Relative Price Shifts and Creative Destruction
Relative prices, or the price of one good compared to the prices of all other goods, guide economic behavior by allowing individuals to compare their demand to the demand of the rest of society and the costs of producing the good. The price of a good not only lets consumers determine how much productive resources are required to produce it, but also signals to producers how much profit is to be earned by making various goods. A high price simultaneously discourages consumption of that good and rewards production of it, leading the market toward equilibrium. However, for many reasons, relative prices can change, and what was once a profitable good to produce can become unprofitable.
Suppose there’s an automobile making firm with workers, capital, and some productive technology. They buy inputs, such as natural resources, and make cars.
Workers: 200 workers making $60,000 per year = $12 million annual wages.
Raw materials: $3 million per year.
Capital: $5 million per year.
Sell 1,000 cars for $20,000 each, for a total revenue of $20 million.
Let’s suppose a new technology comes along which allows cars to be made using only robots, but the price of cars and the price of inputs does not change. Could the car company remain in business? Yes – they’d just keep doing what they were doing before; no wage changes and no changes in profitability. As the price of cars, capital, and raw materials stays the same, the firm can go on paying the same wage forever. If trade with a poor country opened up and some other firms were outsourcing because of low wages, would that affect the profitability of the firm above, if the price of cars did not change? No. No economic change, whether it is technology or trade will change the profitability of our hypothetical firm in the absence of relative price shifts. The firm could perhaps increase their profitability by adopting techniques which increase efficiency, but they don’t have to.
Now, suppose the supply curve shifts out and the price of cars falls to $18,000. Revenue at the car firm drops to $18 million, and the firm can no longer afford to pay what they used to for inputs. Wages need to drop to $50,000 just for the firm to break even. You don’t need a story about an evil CEO or a hated outgroup, all you need is a relative price shift and the old production method will not work any more, at least, not without severe wage cuts.

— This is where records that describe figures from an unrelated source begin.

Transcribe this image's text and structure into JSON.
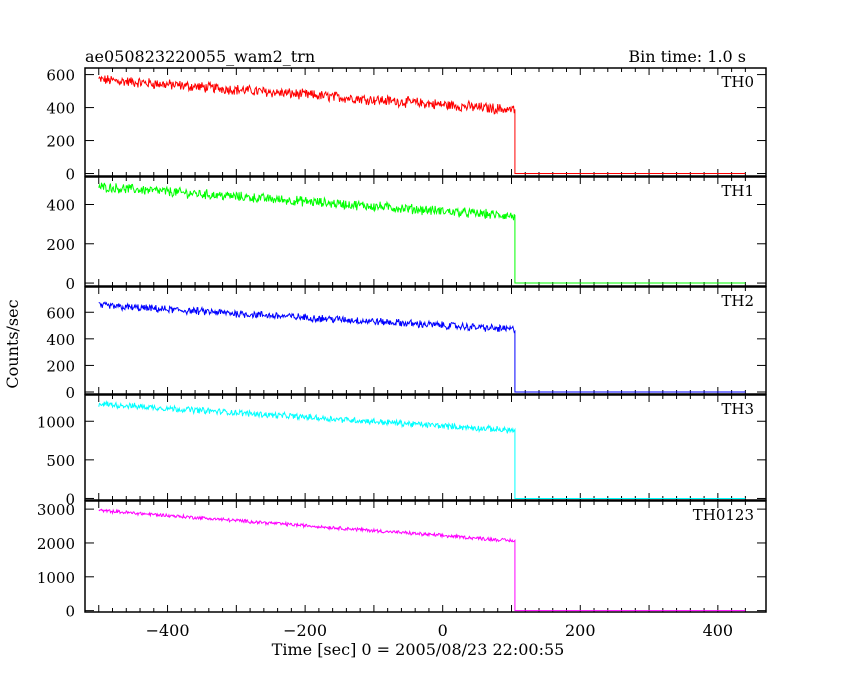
{
  "chart_data": {
    "type": "line",
    "title": "ae050823220055_wam2_trn",
    "subtitle": "Bin time: 1.0 s",
    "xlabel": "Time [sec] 0 = 2005/08/23 22:00:55",
    "ylabel": "Counts/sec",
    "xlim": [
      -520,
      470
    ],
    "xticks": [
      -400,
      -200,
      0,
      200,
      400
    ],
    "xtick_labels": [
      "−400",
      "−200",
      "0",
      "200",
      "400"
    ],
    "drop_time": 105,
    "start_time": -500,
    "end_time": 440,
    "grid": false,
    "panels": [
      {
        "name": "TH0",
        "color": "#ff0000",
        "ylim": [
          -15,
          640
        ],
        "yticks": [
          0,
          200,
          400,
          600
        ],
        "start_level": 570,
        "end_level": 385,
        "noise": 28,
        "after_level": 0
      },
      {
        "name": "TH1",
        "color": "#00ff00",
        "ylim": [
          -15,
          540
        ],
        "yticks": [
          0,
          200,
          400
        ],
        "start_level": 490,
        "end_level": 340,
        "noise": 22,
        "after_level": 0
      },
      {
        "name": "TH2",
        "color": "#0000ff",
        "ylim": [
          -15,
          790
        ],
        "yticks": [
          0,
          200,
          400,
          600
        ],
        "start_level": 650,
        "end_level": 470,
        "noise": 25,
        "after_level": 0
      },
      {
        "name": "TH3",
        "color": "#00ffff",
        "ylim": [
          -20,
          1340
        ],
        "yticks": [
          0,
          500,
          1000
        ],
        "start_level": 1225,
        "end_level": 880,
        "noise": 35,
        "after_level": 0
      },
      {
        "name": "TH0123",
        "color": "#ff00ff",
        "ylim": [
          -40,
          3240
        ],
        "yticks": [
          0,
          1000,
          2000,
          3000
        ],
        "start_level": 2960,
        "end_level": 2060,
        "noise": 45,
        "after_level": 0
      }
    ]
  }
}
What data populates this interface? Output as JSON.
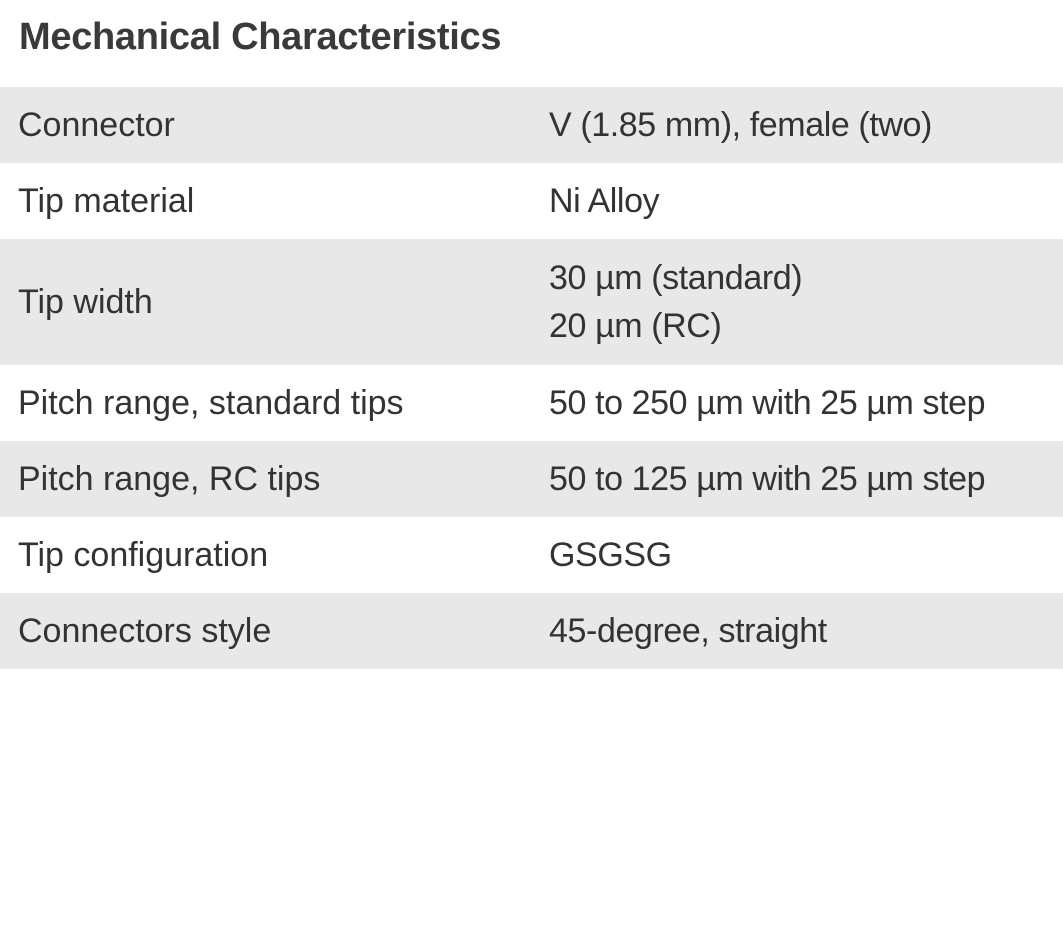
{
  "title": "Mechanical Characteristics",
  "rows": [
    {
      "label": "Connector",
      "value": [
        "V (1.85 mm), female (two)"
      ]
    },
    {
      "label": "Tip material",
      "value": [
        "Ni Alloy"
      ]
    },
    {
      "label": "Tip width",
      "value": [
        "30 µm (standard)",
        "20 µm (RC)"
      ]
    },
    {
      "label": "Pitch range, standard tips",
      "value": [
        "50 to 250 µm  with 25 µm step"
      ]
    },
    {
      "label": "Pitch range, RC tips",
      "value": [
        "50 to 125 µm with 25 µm step"
      ]
    },
    {
      "label": "Tip configuration",
      "value": [
        "GSGSG"
      ]
    },
    {
      "label": "Connectors style",
      "value": [
        "45-degree, straight"
      ]
    }
  ]
}
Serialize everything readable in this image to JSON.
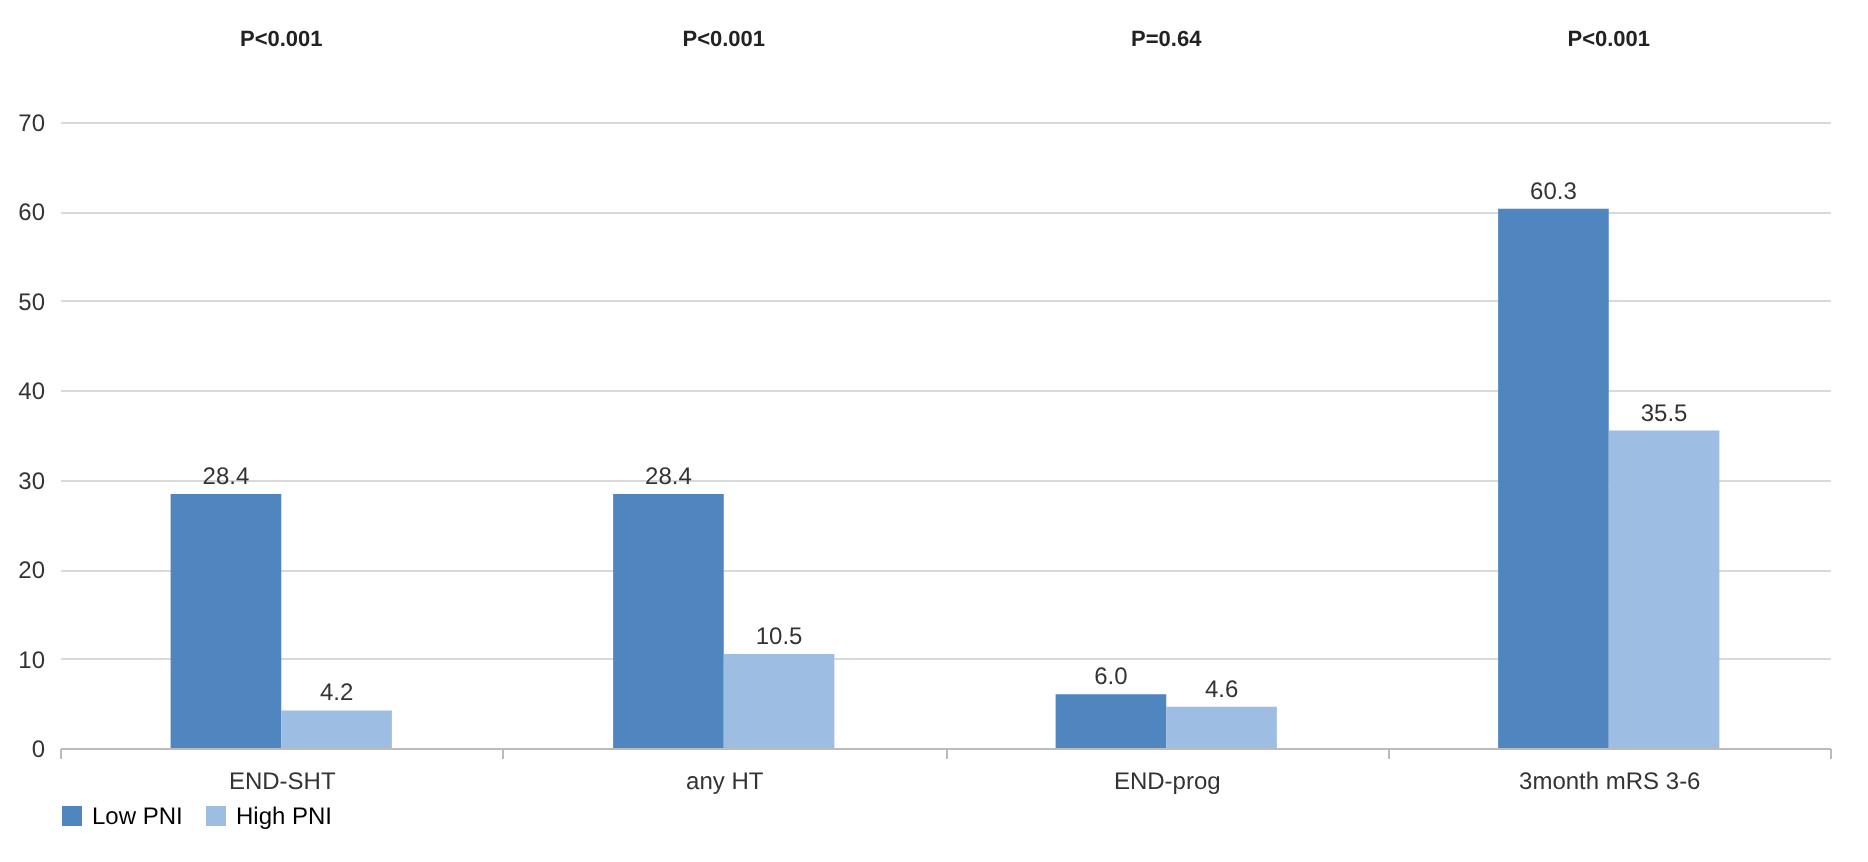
{
  "chart_data": {
    "type": "bar",
    "categories": [
      "END-SHT",
      "any HT",
      "END-prog",
      "3month mRS 3-6"
    ],
    "series": [
      {
        "name": "Low PNI",
        "color": "#4f86c0",
        "values": [
          28.4,
          28.4,
          6.0,
          60.3
        ],
        "value_labels": [
          "28.4",
          "28.4",
          "6.0",
          "60.3"
        ]
      },
      {
        "name": "High PNI",
        "color": "#9dbde3",
        "values": [
          4.2,
          10.5,
          4.6,
          35.5
        ],
        "value_labels": [
          "4.2",
          "10.5",
          "4.6",
          "35.5"
        ]
      }
    ],
    "ylim": [
      0,
      70
    ],
    "yticks": [
      0,
      10,
      20,
      30,
      40,
      50,
      60,
      70
    ],
    "grid": "y",
    "legend": "bottom",
    "annotations": [
      "P<0.001",
      "P<0.001",
      "P=0.64",
      "P<0.001"
    ]
  }
}
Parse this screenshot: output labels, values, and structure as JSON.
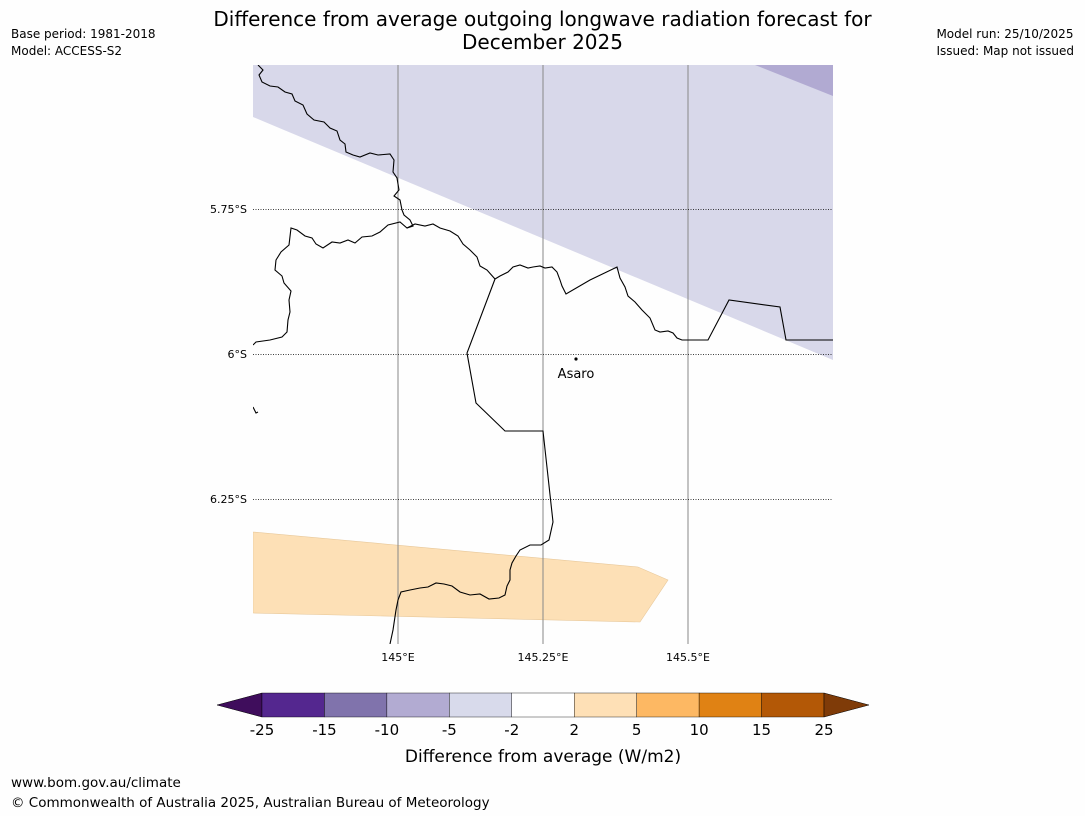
{
  "header": {
    "title_line1": "Difference from average outgoing longwave radiation forecast for",
    "title_line2": "December 2025",
    "base_period": "Base period: 1981-2018",
    "model": "Model: ACCESS-S2",
    "model_run": "Model run: 25/10/2025",
    "issued": "Issued: Map not issued"
  },
  "map": {
    "lat_labels": [
      "5.75°S",
      "6°S",
      "6.25°S"
    ],
    "lon_labels": [
      "145°E",
      "145.25°E",
      "145.5°E"
    ],
    "place": {
      "name": "Asaro",
      "lat": -6.01,
      "lon": 145.305
    },
    "extent": {
      "lon_min": 144.75,
      "lon_max": 145.75,
      "lat_min": -6.5,
      "lat_max": -5.5
    },
    "region_colors": {
      "negative_light": "#d8d8ea",
      "negative_mid": "#b1aad2",
      "positive_light": "#fee0b6"
    }
  },
  "legend": {
    "label": "Difference from average (W/m2)",
    "ticks": [
      "-25",
      "-15",
      "-10",
      "-5",
      "-2",
      "2",
      "5",
      "10",
      "15",
      "25"
    ],
    "colors": [
      "#3f0d5c",
      "#54278f",
      "#8073ac",
      "#b2abd2",
      "#d8daeb",
      "#ffffff",
      "#fee0b6",
      "#fdb863",
      "#e08214",
      "#b35806",
      "#7f3b08"
    ]
  },
  "footer": {
    "url": "www.bom.gov.au/climate",
    "copyright": "© Commonwealth of Australia 2025, Australian Bureau of Meteorology"
  }
}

The Creative Part of the Destruction
When the relative price of one thing falls, the relative price of another good must rise, as a tautology. In our example, if cars become cheaper, everything else becomes more expensive relative to cars. Everyone who buys a car now has $2,000 they can spend on other things. So long as total spending is stable, nominal income in other sectors will rise by the amount that it falls in the automobile sector. Because the supply curve shifted out, total economic production goes up, and the average person is richer than they were before. People cannot consume more than we produce on average, so increasing total production is the only way to increase total consumption. Sectors whose products increase in relative price can now compensate their workers more, perhaps leading to a shift in workers from one sector to another. Often there are costs to changing sectors, such as training and relocation.
Technology and Trade
Any supply shock will have an effect on employment and relative prices, whether it is technology or trade. Either scenario has the same economic effect: increased production coupled with a sectoral shift. Recently the prices of things that low skilled workers make have been dropping and the relative prices of things high skill people make have been increasing, leading to increased inequality. It is hard to see if this trend will be long lasting. As robots become more and more productive, relative prices may change in unexpected ways. I am not optimistic about the fate of low skilled workers in the next few decades.